Health Secretary Steve Barclay provided an update on NHS resilience and capacity for winter while Energy Secretary Claire Coutinho spoke about efforts to “bolster energy security” through building on renewable energy and increasing the capacity of gas storage, the official said.

Energy regulator Ofgem said the new cap on a unit of gas and electricity would reduce the average bill to £1,923 from October 1, from £2,074 per year.

The average customer with a prepayment meter will see their bills fall to £1,949 per year.

Average annual gas and electricity bills remain high by historical standards, with the same costs for a typical household in winter 2021 standing at £1,277.

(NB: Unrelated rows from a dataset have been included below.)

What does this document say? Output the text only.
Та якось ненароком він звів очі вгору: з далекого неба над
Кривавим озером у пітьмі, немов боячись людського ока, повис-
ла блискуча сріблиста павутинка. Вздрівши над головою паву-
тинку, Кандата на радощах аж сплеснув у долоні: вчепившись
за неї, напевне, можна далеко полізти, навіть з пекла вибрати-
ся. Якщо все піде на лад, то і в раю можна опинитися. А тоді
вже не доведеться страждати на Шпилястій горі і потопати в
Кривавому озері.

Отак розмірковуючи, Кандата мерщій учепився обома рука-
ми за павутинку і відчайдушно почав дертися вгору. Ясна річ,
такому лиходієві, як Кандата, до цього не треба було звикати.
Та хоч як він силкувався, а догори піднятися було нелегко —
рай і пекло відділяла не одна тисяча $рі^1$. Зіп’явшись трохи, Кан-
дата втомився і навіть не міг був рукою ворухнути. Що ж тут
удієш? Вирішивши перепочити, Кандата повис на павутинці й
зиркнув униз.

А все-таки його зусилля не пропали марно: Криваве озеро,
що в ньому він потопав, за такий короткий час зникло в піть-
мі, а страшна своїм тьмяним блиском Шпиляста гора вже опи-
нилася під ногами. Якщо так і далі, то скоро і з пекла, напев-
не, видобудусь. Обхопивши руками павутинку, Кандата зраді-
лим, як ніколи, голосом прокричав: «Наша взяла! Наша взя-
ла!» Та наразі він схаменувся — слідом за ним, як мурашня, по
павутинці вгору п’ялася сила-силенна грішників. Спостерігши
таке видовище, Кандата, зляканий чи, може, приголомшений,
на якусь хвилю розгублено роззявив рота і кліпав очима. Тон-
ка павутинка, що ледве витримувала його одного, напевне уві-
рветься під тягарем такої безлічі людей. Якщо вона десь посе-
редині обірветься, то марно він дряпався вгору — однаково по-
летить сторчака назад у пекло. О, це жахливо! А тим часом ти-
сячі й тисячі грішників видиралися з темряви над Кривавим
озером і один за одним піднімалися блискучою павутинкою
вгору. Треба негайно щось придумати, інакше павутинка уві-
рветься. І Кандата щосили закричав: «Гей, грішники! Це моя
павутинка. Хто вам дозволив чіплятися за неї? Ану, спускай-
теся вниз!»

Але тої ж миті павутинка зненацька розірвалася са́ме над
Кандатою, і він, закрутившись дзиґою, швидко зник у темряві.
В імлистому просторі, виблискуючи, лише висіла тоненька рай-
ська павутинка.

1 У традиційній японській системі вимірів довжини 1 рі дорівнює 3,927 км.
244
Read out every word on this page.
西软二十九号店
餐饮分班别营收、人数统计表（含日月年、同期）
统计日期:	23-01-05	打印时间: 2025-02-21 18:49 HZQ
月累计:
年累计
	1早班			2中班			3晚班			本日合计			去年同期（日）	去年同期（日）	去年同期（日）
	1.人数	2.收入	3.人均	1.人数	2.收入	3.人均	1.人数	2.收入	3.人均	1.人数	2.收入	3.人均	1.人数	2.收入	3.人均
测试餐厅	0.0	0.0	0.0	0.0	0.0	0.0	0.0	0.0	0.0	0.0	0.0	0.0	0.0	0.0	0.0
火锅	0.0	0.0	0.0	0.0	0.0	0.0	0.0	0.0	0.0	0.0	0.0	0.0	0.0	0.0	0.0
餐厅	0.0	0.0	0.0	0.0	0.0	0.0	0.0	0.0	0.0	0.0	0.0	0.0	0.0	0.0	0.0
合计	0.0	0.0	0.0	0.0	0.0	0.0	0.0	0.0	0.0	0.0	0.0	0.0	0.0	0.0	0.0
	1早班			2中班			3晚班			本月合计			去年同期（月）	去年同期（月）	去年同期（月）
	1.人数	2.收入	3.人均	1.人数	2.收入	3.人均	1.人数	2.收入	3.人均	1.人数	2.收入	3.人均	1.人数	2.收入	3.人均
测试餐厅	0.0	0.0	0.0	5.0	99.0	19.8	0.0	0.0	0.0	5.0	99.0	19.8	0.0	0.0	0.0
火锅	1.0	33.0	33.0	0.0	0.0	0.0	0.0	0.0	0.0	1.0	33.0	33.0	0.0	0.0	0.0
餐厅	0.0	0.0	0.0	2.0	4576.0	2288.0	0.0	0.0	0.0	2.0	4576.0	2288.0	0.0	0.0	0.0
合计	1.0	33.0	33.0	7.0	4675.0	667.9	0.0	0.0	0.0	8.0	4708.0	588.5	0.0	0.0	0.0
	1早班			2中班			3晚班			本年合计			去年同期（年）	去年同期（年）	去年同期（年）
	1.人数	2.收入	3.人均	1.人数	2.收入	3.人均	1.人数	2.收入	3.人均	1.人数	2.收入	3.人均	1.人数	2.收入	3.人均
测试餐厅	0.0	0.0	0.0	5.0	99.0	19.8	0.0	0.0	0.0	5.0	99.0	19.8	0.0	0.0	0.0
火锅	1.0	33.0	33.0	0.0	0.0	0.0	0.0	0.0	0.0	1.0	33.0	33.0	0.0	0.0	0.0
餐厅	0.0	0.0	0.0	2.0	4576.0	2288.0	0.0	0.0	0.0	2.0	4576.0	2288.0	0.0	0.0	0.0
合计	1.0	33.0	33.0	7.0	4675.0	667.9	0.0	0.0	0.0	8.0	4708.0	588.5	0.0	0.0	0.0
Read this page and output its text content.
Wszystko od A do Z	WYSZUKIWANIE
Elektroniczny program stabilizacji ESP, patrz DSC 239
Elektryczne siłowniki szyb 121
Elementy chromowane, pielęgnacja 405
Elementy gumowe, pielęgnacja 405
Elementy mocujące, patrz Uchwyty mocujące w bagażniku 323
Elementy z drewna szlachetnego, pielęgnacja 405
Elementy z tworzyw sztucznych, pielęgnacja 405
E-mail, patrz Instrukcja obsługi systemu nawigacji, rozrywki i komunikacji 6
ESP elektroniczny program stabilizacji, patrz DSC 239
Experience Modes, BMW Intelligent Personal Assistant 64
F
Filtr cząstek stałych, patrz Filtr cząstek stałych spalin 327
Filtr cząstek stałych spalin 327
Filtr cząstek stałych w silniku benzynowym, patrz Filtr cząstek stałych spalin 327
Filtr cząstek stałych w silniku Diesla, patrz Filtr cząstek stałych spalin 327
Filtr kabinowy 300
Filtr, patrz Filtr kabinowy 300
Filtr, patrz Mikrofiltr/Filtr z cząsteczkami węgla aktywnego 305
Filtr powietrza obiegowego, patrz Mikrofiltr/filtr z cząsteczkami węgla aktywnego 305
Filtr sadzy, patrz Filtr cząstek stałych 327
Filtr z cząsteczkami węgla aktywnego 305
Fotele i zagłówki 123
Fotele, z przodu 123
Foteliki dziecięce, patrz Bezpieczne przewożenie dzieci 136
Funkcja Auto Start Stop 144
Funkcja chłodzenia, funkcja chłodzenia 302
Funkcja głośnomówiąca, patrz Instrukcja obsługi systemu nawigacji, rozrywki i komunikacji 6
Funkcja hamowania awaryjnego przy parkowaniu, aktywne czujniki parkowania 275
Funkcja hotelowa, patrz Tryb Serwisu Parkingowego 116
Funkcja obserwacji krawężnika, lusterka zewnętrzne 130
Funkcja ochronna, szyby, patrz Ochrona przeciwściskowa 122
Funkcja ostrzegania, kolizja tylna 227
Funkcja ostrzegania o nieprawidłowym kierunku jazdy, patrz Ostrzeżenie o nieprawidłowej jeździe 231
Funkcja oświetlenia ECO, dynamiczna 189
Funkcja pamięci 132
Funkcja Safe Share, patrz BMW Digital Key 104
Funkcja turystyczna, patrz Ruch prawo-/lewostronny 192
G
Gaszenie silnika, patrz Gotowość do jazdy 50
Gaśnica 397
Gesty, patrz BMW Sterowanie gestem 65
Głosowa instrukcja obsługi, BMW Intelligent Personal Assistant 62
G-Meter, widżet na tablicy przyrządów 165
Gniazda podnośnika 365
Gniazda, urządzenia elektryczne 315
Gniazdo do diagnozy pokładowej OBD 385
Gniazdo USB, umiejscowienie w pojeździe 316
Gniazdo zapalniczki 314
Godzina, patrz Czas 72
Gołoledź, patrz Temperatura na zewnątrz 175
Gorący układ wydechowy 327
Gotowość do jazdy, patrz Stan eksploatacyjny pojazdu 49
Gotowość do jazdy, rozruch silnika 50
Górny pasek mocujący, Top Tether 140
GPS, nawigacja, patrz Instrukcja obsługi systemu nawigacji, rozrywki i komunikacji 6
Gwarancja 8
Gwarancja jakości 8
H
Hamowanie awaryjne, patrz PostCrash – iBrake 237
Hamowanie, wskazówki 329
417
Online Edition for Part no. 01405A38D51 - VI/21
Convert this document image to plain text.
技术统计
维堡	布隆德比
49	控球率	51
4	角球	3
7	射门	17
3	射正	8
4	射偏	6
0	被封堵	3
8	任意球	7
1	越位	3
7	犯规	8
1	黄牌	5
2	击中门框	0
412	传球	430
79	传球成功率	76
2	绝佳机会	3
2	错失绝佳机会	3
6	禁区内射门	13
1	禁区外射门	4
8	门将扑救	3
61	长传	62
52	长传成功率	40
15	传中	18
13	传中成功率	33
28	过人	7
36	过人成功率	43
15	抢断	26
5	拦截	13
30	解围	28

The meeting came as official figures showed the pace of wage growth has caught up with price hikes for the first time in nearly two decades despite rising unemployment.

Regular pay excluding bonuses rose by 7.8% from May to July, but the figure is an average across the economy, meaning not everyone will see their wages increasing by that amount.

It will come as a relief to many cash-strapped households who have struggled amid a lengthy cost-of-living crisis but also likely reinforce concerns among Bank of England policymakers over stubborn inflation.

Downing Street said the Prime Minister remained confident that his target to halve inflation would be met following the release of the Office for National Statistics (ONS) figures.

Chancellor Jeremy Hunt said for “real wages” to grow sustainably “we must stick to our plan to halve inflation”.